Back to Concepts

Human-readable 2D Barcode

20 Mar 2020
Progress: Concept

QR codes are great but if you have a bunch of them, it can be a pain to remember what they say. Admittedly it's not that much hassle to scan them to find out, but it's a lot less convenient than, for instance, conventional barcodes which have the digits printed underneath. I also have trust issues, and end up scanning repeatedly with different devices, because without personally checking it, how can I believe that's what it really says? But that's by the by.

And there's another thing. Those numbers under a conventional barcode, who's to say that they're correct? In fact you could double your data density by storing different information in the barcode to the string underneath. Essentially, I have great difficulty accepting unintelligible markings on paper that are meaningful to computers.

You might ask, in this day and age, do we even need barcodes? Optical character recognition (OCR) is so good that we should just as easily be able to "scan" a block of printed text in the way that we scan a barcode. The answer is in redundancy and error-checking. OCR makes mistakes, and it may not even be clear that a mistake has been made. QR codes contain enough redundancy that they will still scan correctly even with a corner torn off. In the most extreme cases they will fail to scan, which is more desirable than scanning in the wrong data.

The error-correction of a QR code is so great that some people stick images and logos over the top of them, knowing that they will still scan, making a symbol that can be understood by both human and machine. But again, both readers are looking at different information, that happens to be smooshed together.
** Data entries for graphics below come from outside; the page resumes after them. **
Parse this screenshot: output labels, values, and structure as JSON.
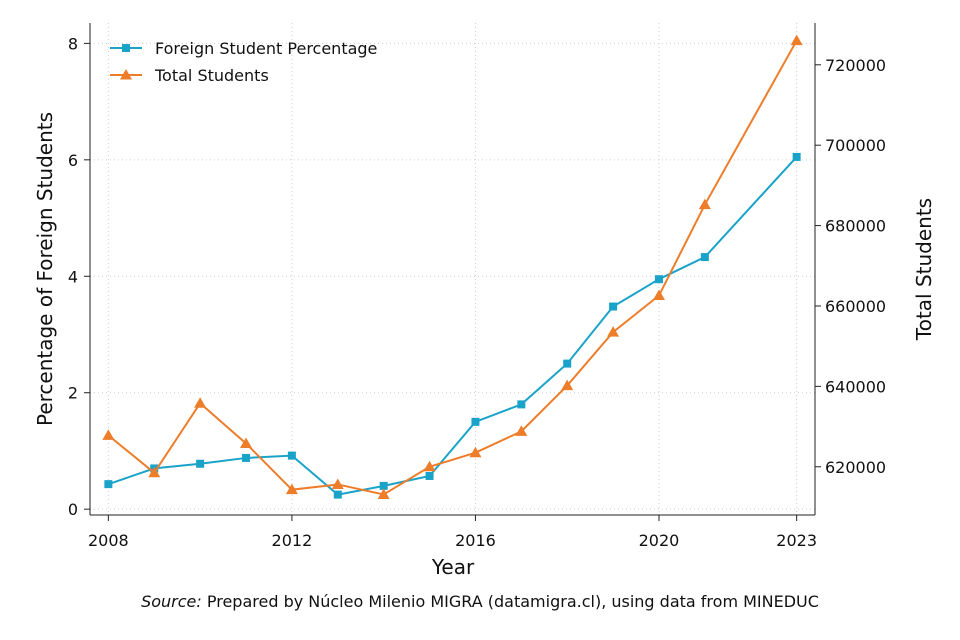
{
  "chart_data": {
    "type": "line",
    "xlabel": "Year",
    "ylabel_left": "Percentage of Foreign Students",
    "ylabel_right": "Total Students",
    "x_ticks": [
      2008,
      2012,
      2016,
      2020,
      2023
    ],
    "y_left_ticks": [
      0,
      2,
      4,
      6,
      8
    ],
    "y_right_ticks": [
      620000,
      640000,
      660000,
      680000,
      700000,
      720000
    ],
    "y_left_lim": [
      -0.1,
      8.35
    ],
    "y_right_lim": [
      608000,
      730400
    ],
    "x_lim": [
      2007.6,
      2023.4
    ],
    "grid": true,
    "legend_position": "top-left",
    "series": [
      {
        "name": "Foreign Student Percentage",
        "axis": "left",
        "color": "#1aa3c9",
        "marker": "square",
        "x": [
          2008,
          2009,
          2010,
          2011,
          2012,
          2013,
          2014,
          2015,
          2016,
          2017,
          2018,
          2019,
          2020,
          2021,
          2023
        ],
        "values": [
          0.43,
          0.7,
          0.78,
          0.88,
          0.92,
          0.25,
          0.4,
          0.57,
          1.5,
          1.8,
          2.5,
          3.48,
          3.95,
          4.33,
          6.05
        ]
      },
      {
        "name": "Total Students",
        "axis": "right",
        "color": "#ee7d2a",
        "marker": "triangle",
        "x": [
          2008,
          2009,
          2010,
          2011,
          2012,
          2013,
          2014,
          2015,
          2016,
          2017,
          2018,
          2019,
          2020,
          2021,
          2023
        ],
        "values": [
          627800,
          618500,
          635800,
          625800,
          614300,
          615600,
          613100,
          620000,
          623500,
          628800,
          640200,
          653500,
          662600,
          685200,
          726000
        ]
      }
    ]
  },
  "source": {
    "prefix": "Source:",
    "text": " Prepared by Núcleo Milenio MIGRA (datamigra.cl), using data from MINEDUC"
  }
}
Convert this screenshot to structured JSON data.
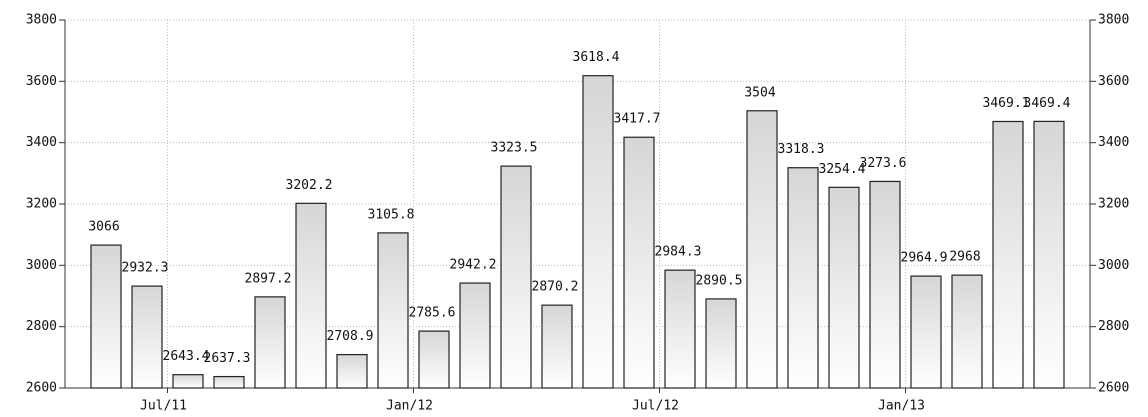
{
  "chart_data": {
    "type": "bar",
    "categories": [
      null,
      "Jul/11",
      null,
      null,
      null,
      null,
      null,
      "Jan/12",
      null,
      null,
      null,
      null,
      null,
      "Jul/12",
      null,
      null,
      null,
      null,
      null,
      "Jan/13",
      null,
      null,
      null,
      null
    ],
    "values": [
      3066,
      2932.3,
      2643.4,
      2637.3,
      2897.2,
      3202.2,
      2708.9,
      3105.8,
      2785.6,
      2942.2,
      3323.5,
      2870.2,
      3618.4,
      3417.7,
      2984.3,
      2890.5,
      3504,
      3318.3,
      3254.4,
      3273.6,
      2964.9,
      2968,
      3469.1,
      3469.4
    ],
    "ylim": [
      2600,
      3800
    ],
    "yticks": [
      2600,
      2800,
      3000,
      3200,
      3400,
      3600,
      3800
    ],
    "grid": true
  }
}
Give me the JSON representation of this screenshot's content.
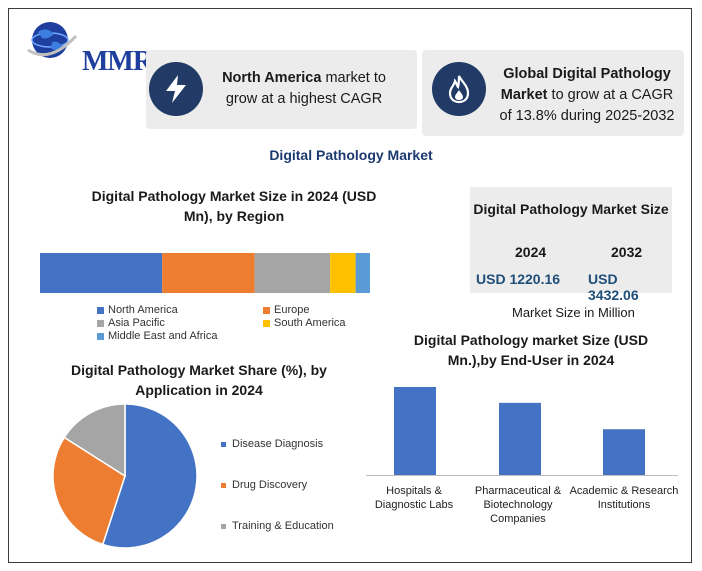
{
  "brand": {
    "name": "MMR"
  },
  "cards": [
    {
      "bold": "North America",
      "rest": " market to grow at a highest CAGR",
      "icon": "lightning-icon"
    },
    {
      "bold": "Global Digital Pathology Market",
      "rest": " to grow at a CAGR of 13.8% during 2025-2032",
      "icon": "flame-icon"
    }
  ],
  "main_title": "Digital Pathology Market",
  "market_size": {
    "title": "Digital Pathology Market Size",
    "year1": "2024",
    "year2": "2032",
    "value1": "USD 1220.16",
    "value2": "USD 3432.06",
    "note": "Market Size in Million"
  },
  "colors": {
    "blue": "#4472c4",
    "orange": "#ed7d31",
    "gray": "#a5a5a5",
    "yellow": "#ffc000",
    "lightblue": "#5b9bd5"
  },
  "chart_data": [
    {
      "type": "bar",
      "orientation": "horizontal-stacked",
      "title": "Digital Pathology Market Size  in 2024 (USD Mn), by Region",
      "series": [
        {
          "name": "North America",
          "values": [
            37.4
          ],
          "color": "#4472c4"
        },
        {
          "name": "Europe",
          "values": [
            28.3
          ],
          "color": "#ed7d31"
        },
        {
          "name": "Asia Pacific",
          "values": [
            23.1
          ],
          "color": "#a5a5a5"
        },
        {
          "name": "South America",
          "values": [
            7.8
          ],
          "color": "#ffc000"
        },
        {
          "name": "Middle East and Africa",
          "values": [
            4.4
          ],
          "color": "#5b9bd5"
        }
      ]
    },
    {
      "type": "pie",
      "title": "Digital Pathology Market Share (%), by Application in 2024",
      "labels": [
        "Disease Diagnosis",
        "Drug Discovery",
        "Training & Education"
      ],
      "values": [
        55,
        29,
        16
      ],
      "colors": [
        "#4472c4",
        "#ed7d31",
        "#a5a5a5"
      ]
    },
    {
      "type": "bar",
      "title": "Digital Pathology market Size (USD Mn.),by End-User in 2024",
      "categories": [
        "Hospitals & Diagnostic Labs",
        "Pharmaceutical & Biotechnology Companies",
        "Academic & Research Institutions"
      ],
      "category_lines": [
        [
          "Hospitals &",
          "Diagnostic Labs"
        ],
        [
          "Pharmaceutical &",
          "Biotechnology",
          "Companies"
        ],
        [
          "Academic & Research",
          "Institutions"
        ]
      ],
      "values": [
        100,
        82,
        52
      ],
      "color": "#4472c4"
    }
  ]
}
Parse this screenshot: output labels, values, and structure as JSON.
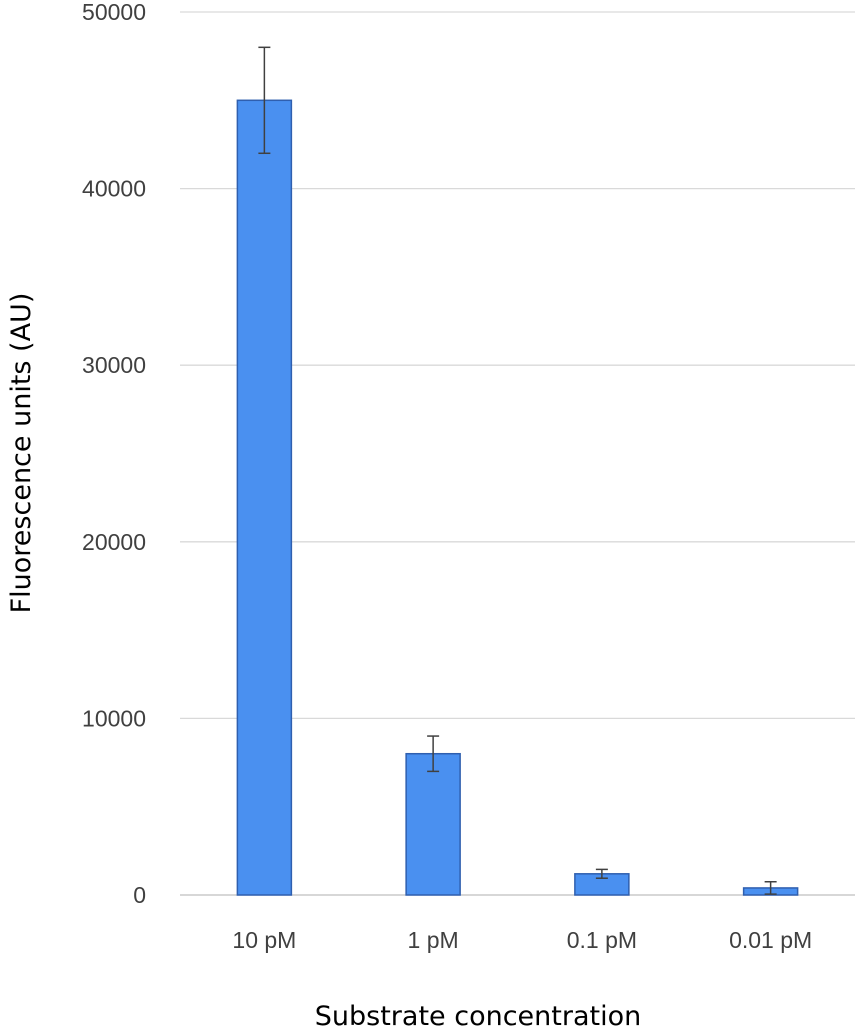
{
  "chart_data": {
    "type": "bar",
    "categories": [
      "10 pM",
      "1 pM",
      "0.1 pM",
      "0.01 pM"
    ],
    "values": [
      45000,
      8000,
      1200,
      400
    ],
    "errors": [
      3000,
      1000,
      250,
      350
    ],
    "xlabel": "Substrate concentration",
    "ylabel": "Fluorescence units (AU)",
    "ylim": [
      0,
      50000
    ],
    "yticks": [
      "0",
      "10000",
      "20000",
      "30000",
      "40000",
      "50000"
    ],
    "ytick_values": [
      0,
      10000,
      20000,
      30000,
      40000,
      50000
    ],
    "grid": true,
    "legend": "none",
    "colors": {
      "bar_fill": "#4a90f0",
      "bar_stroke": "#2f5faf",
      "grid": "#d9d9d9",
      "error_bar": "#404040"
    }
  }
}
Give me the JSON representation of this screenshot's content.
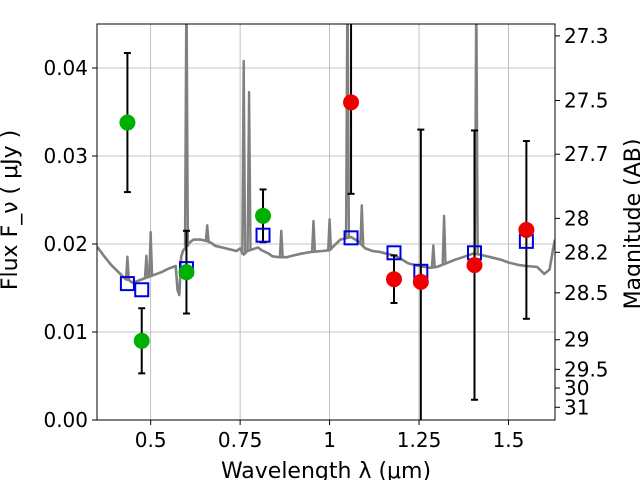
{
  "chart_data": {
    "type": "scatter",
    "xlabel": "Wavelength λ (μm)",
    "ylabel": "Flux  F_ν  ( μJy )",
    "y2label": "Magnitude (AB)",
    "xlim": [
      0.35,
      1.63
    ],
    "ylim": [
      0.0,
      0.045
    ],
    "x_ticks": [
      0.5,
      0.75,
      1.0,
      1.25,
      1.5
    ],
    "x_tick_labels": [
      "0.5",
      "0.75",
      "1",
      "1.25",
      "1.5"
    ],
    "y_ticks": [
      0.0,
      0.01,
      0.02,
      0.03,
      0.04
    ],
    "y_tick_labels": [
      "0.00",
      "0.01",
      "0.02",
      "0.03",
      "0.04"
    ],
    "mag_ticks": [
      27.3,
      27.5,
      27.7,
      28,
      28.2,
      28.5,
      29,
      29.5,
      30,
      31
    ],
    "mag_tick_labels": [
      "27.3",
      "27.5",
      "27.7",
      "28",
      "28.2",
      "28.5",
      "29",
      "29.5",
      "30",
      "31"
    ],
    "grid": true,
    "colors": {
      "model_line": "#808080",
      "green_points": "#00b000",
      "red_points": "#ee0000",
      "model_photometry": "#0000dd",
      "errorbars": "#000000"
    },
    "model_spectrum": {
      "x": [
        0.35,
        0.37,
        0.39,
        0.41,
        0.43,
        0.44,
        0.445,
        0.45,
        0.47,
        0.49,
        0.51,
        0.53,
        0.55,
        0.57,
        0.575,
        0.58,
        0.585,
        0.59,
        0.6,
        0.61,
        0.62,
        0.64,
        0.66,
        0.67,
        0.68,
        0.7,
        0.72,
        0.74,
        0.75,
        0.76,
        0.77,
        0.8,
        0.81,
        0.83,
        0.84,
        0.86,
        0.88,
        0.9,
        0.92,
        0.95,
        0.98,
        1.0,
        1.03,
        1.06,
        1.08,
        1.1,
        1.12,
        1.14,
        1.16,
        1.18,
        1.2,
        1.22,
        1.25,
        1.28,
        1.3,
        1.32,
        1.35,
        1.38,
        1.4,
        1.42,
        1.45,
        1.48,
        1.5,
        1.53,
        1.55,
        1.58,
        1.6,
        1.615,
        1.625,
        1.63
      ],
      "y": [
        0.0197,
        0.0186,
        0.0176,
        0.0168,
        0.016,
        0.0159,
        0.0157,
        0.0156,
        0.0159,
        0.0162,
        0.0165,
        0.0168,
        0.0172,
        0.0175,
        0.0148,
        0.0142,
        0.0185,
        0.0192,
        0.0197,
        0.0202,
        0.0205,
        0.0205,
        0.0203,
        0.0201,
        0.0198,
        0.0196,
        0.0194,
        0.0192,
        0.0195,
        0.0188,
        0.0192,
        0.0196,
        0.0193,
        0.0189,
        0.0186,
        0.0185,
        0.0185,
        0.0187,
        0.0189,
        0.0191,
        0.0192,
        0.0193,
        0.0205,
        0.0208,
        0.0203,
        0.0195,
        0.0192,
        0.0191,
        0.0189,
        0.0187,
        0.0183,
        0.0178,
        0.0175,
        0.0173,
        0.0174,
        0.0177,
        0.0182,
        0.0186,
        0.0189,
        0.0188,
        0.0185,
        0.0182,
        0.0179,
        0.0176,
        0.0175,
        0.0174,
        0.0166,
        0.0171,
        0.0195,
        0.0205
      ]
    },
    "emission_lines": [
      {
        "x": 0.435,
        "height": 0.0026
      },
      {
        "x": 0.488,
        "height": 0.0025
      },
      {
        "x": 0.5,
        "height": 0.005
      },
      {
        "x": 0.6,
        "height": 0.031
      },
      {
        "x": 0.658,
        "height": 0.0018
      },
      {
        "x": 0.76,
        "height": 0.022
      },
      {
        "x": 0.775,
        "height": 0.018
      },
      {
        "x": 0.865,
        "height": 0.003
      },
      {
        "x": 0.955,
        "height": 0.0035
      },
      {
        "x": 1.0,
        "height": 0.0035
      },
      {
        "x": 1.05,
        "height": 0.03
      },
      {
        "x": 1.09,
        "height": 0.0045
      },
      {
        "x": 1.29,
        "height": 0.0025
      },
      {
        "x": 1.32,
        "height": 0.0055
      },
      {
        "x": 1.41,
        "height": 0.03
      }
    ],
    "model_photometry": {
      "x": [
        0.435,
        0.475,
        0.6,
        0.814,
        1.06,
        1.18,
        1.255,
        1.405,
        1.55
      ],
      "y": [
        0.0155,
        0.0148,
        0.0172,
        0.021,
        0.0207,
        0.019,
        0.0169,
        0.019,
        0.0203
      ]
    },
    "series": [
      {
        "color": "green",
        "x": [
          0.435,
          0.475,
          0.6,
          0.814
        ],
        "y": [
          0.0338,
          0.009,
          0.0168,
          0.0232
        ],
        "yerr": [
          0.0079,
          0.0037,
          0.0047,
          0.003
        ]
      },
      {
        "color": "red",
        "x": [
          1.06,
          1.18,
          1.255,
          1.405,
          1.55
        ],
        "y": [
          0.0361,
          0.016,
          0.0157,
          0.0176,
          0.0216
        ],
        "yerr": [
          0.0104,
          0.0027,
          0.0173,
          0.0153,
          0.0101
        ]
      }
    ]
  }
}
At this point you should be able to guess what my proposal is. A human-readable barcode made up of written text, surrounded by fiducials, timing information, and error checking. The information would be immediately obvious to both a human and a machine, with the auxiliary info letting you check its integrity and recover lost characters.

In detail, the content would be escaped as some variant of quoted-printable, so that it can be represented as printable ascii characters. The font would be OCR-friendly, such as the type used on cheques, to maximise machine readability. The fiducials or corner-markers would be big and obvious in three corners, much like the double-bordered squares in a QR code. The timing information is simply a dotted line between the fiducials to set the grid-size. The text would be printed inside the grid in a monospaced font, aligned to the grid, and around the bottom and right-hand edges the last row/column would contain a series of human-readable numbers.

These numbers would be a checksum for each row/column of the grid, much like a Hamming code. This provides enough info to locate a mis-read character, and potentially recover its value, but doesn't come close to the error-checking of a QR code. The reason for this choice is simple: if one were so inclined, the checksum for each row/column could be calculated with a pencil and paper. So the redundancy is human-checkable, too.

The mockup image for this idea probably bears little resemblance to what the Human-Readable 2D Barcode would look like:

But when I first toyed with this idea (July 2019) I produced some more serious mockups. Using Excel, no less.

The checksum algorithm is just the sum of the ascii codes modulo ten.

It's still not clear if this amount of "timing" info would be sufficient and perhaps there should be a way to indicate EOF.

If I feel a burst of enthusiasm I will hack together a scanning program with OpenCV and we can see how well they perform.